WINSTON-SALEM, N.C. (WGHP) — FOX8 crews had the chance to take what Sheriff Bobby Kimbrough calls an unprecedented tour of the Forsyth County Detention Center.
The sheriff says the inside look is a part of his continued emphasis on transparency with the public and wanted to shed light on the gains made after three years of struggle to maintain staff and boost morale.
“756 people in a building. You’re going to have issues … because you have a population that is sitting around all day thinking, ‘How do I manipulate a lock?'” said Kimbrough as he showed our crews how some inmates are breaking cell locks.
The FCDC is almost 30 years old, and the hundreds of cells inside are starting to break down.
Deputies check cell locks each day. They’re periodically cleaned by a maintenance team as well, but they know they can only sustain the routine for so long.
The Forsyth County Commissioners put out a request for bids for a new lock system. Kimbrough says the high-tech systems on the market have an electronic signal that alerts deputies when it’s tampered with. They estimate the new system will cost around $2 million.

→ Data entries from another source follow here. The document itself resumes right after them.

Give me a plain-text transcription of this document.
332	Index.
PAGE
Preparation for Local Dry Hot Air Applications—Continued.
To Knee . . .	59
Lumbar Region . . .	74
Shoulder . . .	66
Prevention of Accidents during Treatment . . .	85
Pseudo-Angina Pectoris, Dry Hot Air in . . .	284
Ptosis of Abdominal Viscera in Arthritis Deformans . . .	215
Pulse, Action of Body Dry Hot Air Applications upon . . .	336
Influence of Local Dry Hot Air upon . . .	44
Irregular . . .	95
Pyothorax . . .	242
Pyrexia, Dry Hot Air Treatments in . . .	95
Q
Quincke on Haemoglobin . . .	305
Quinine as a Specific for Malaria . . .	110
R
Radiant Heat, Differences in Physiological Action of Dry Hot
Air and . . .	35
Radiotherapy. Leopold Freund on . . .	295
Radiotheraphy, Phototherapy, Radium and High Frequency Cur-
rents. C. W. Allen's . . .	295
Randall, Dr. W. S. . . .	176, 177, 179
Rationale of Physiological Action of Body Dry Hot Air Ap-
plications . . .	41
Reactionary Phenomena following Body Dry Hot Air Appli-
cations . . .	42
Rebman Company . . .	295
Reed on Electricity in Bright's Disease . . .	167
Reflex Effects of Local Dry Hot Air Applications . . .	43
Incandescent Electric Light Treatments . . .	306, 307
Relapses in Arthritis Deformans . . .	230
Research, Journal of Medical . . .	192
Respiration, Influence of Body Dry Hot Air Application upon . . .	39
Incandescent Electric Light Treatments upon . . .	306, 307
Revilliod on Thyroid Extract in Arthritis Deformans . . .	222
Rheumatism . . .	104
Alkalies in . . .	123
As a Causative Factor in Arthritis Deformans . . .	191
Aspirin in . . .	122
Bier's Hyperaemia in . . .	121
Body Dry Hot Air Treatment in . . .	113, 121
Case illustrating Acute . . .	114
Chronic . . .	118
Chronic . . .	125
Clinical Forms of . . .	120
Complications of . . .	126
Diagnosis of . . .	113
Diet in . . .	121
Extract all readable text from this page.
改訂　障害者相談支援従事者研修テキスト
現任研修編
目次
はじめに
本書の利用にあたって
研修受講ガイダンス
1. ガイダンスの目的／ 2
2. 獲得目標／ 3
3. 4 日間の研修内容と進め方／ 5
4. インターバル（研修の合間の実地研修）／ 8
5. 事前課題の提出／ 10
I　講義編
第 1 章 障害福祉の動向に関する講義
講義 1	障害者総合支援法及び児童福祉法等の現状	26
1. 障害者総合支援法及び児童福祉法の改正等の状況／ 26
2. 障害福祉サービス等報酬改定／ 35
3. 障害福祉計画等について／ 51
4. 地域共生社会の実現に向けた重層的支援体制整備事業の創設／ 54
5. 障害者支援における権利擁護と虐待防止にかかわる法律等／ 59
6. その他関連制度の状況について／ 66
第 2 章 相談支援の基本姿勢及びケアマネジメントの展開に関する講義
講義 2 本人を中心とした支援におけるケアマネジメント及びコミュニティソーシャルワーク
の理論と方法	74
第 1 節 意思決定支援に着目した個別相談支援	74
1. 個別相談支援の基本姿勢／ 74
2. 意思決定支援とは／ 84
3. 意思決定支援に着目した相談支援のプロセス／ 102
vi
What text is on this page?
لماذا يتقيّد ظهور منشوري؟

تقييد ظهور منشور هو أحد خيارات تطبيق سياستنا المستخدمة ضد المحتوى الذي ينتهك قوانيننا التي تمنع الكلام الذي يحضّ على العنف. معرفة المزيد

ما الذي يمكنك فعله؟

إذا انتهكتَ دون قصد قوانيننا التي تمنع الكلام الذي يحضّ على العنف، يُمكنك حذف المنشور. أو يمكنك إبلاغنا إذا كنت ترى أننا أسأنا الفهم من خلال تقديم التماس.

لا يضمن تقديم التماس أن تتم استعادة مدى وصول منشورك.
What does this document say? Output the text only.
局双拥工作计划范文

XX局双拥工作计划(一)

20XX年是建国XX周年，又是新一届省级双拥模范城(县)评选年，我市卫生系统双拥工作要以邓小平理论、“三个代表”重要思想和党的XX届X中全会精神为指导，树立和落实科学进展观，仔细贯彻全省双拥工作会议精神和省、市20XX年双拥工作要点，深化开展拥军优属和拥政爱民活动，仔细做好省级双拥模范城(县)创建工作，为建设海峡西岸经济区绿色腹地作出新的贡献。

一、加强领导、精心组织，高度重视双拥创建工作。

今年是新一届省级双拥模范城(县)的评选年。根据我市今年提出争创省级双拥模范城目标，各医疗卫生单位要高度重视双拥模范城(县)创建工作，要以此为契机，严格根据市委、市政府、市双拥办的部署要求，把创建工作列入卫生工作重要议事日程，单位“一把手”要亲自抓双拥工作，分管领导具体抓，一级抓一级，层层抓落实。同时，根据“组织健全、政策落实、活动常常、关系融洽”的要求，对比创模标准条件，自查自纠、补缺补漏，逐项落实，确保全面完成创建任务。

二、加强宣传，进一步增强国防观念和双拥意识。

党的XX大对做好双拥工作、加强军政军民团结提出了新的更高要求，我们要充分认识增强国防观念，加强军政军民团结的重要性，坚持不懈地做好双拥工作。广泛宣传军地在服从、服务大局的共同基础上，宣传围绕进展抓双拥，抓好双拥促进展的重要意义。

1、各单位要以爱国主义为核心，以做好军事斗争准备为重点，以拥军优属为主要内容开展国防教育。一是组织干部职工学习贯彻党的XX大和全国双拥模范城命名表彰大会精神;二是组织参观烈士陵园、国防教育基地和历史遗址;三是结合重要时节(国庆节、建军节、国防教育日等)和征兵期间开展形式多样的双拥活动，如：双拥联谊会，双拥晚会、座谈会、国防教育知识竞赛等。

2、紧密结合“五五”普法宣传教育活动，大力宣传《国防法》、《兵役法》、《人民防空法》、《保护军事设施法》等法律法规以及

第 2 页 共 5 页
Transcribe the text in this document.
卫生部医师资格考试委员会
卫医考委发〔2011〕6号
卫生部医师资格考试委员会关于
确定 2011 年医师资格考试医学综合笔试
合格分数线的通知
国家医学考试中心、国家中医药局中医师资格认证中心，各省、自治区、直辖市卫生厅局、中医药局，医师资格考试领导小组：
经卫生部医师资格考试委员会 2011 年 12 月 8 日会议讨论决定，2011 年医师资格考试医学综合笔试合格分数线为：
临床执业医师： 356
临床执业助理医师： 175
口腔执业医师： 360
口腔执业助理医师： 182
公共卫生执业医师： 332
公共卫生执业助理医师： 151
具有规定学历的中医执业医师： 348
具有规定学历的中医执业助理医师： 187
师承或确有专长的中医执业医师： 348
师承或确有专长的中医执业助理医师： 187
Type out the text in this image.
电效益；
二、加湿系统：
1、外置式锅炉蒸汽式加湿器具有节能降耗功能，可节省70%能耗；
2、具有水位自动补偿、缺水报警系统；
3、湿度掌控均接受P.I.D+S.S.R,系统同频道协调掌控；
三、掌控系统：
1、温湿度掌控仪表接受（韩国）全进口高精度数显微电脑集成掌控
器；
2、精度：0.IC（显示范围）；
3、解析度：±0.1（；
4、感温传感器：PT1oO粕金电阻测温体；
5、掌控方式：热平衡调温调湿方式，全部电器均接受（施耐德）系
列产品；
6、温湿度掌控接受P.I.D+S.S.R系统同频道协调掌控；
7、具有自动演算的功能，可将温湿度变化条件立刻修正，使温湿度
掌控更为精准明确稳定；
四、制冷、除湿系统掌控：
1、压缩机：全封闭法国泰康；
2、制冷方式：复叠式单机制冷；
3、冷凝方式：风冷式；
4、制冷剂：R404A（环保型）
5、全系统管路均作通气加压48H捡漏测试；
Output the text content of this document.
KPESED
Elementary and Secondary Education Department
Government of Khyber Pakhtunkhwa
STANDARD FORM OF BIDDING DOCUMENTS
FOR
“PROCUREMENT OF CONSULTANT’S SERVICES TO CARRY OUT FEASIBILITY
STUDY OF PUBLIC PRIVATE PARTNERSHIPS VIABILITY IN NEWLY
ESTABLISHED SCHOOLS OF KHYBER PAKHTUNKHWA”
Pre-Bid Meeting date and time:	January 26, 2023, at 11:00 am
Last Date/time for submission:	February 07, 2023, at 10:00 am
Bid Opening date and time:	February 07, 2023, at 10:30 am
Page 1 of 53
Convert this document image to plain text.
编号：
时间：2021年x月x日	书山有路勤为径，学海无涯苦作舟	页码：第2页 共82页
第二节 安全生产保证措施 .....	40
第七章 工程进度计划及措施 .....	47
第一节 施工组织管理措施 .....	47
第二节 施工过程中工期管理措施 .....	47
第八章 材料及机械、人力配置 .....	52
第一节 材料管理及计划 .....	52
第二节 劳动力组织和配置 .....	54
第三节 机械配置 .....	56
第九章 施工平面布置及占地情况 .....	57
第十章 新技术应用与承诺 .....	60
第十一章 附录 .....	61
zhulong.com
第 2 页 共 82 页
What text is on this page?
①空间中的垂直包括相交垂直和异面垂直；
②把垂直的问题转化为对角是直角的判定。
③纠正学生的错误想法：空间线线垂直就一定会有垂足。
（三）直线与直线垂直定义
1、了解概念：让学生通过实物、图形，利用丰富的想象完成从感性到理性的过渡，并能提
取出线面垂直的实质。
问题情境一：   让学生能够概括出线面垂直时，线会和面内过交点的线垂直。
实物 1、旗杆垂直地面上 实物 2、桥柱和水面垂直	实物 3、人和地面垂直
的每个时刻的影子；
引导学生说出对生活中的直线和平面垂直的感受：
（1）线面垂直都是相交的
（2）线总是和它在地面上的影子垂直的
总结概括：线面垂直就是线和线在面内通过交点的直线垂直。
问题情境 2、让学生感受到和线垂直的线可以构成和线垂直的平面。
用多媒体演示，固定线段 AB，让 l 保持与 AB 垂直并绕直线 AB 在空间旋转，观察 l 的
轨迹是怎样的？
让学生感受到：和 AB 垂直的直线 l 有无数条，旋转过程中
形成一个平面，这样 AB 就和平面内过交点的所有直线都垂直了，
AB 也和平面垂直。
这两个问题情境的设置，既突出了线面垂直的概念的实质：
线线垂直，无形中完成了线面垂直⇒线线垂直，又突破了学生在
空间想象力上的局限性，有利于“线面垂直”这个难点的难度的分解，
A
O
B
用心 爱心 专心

Kimbrough knows security concerns are one of the things affecting morale and staffing.
“Of course, you’re going to hear the things about somebody popping out of a cell or an assault. That comes with the job. It’s the nature of the beast. But at the end of the day, the women and men that work here do an outstanding job,” Kimbrough said.
Since 2019, Kimbrough has worked to raise the starting salary, but he knows more needs to be done.
Kimbrough announced to FOX8 that county commissioners will vote on a substantial raise for detention center workers to put their starting salary just shy of $50,000.
In the fall of last year, the detention center was down around 50 officers. The number has now doubled to 101 out of roughly 250 positions.
In the next few weeks, they’re switching to a permanent shift system, which is something they haven’t been able to do since 2019, giving the detention workers much-needed stability.
“We went around to every individual that works here and we asked, ‘What do you want to work,’ and I said, ‘Tell me what you want to work … and I’ll give you what you want to work,'” Kimbrough said.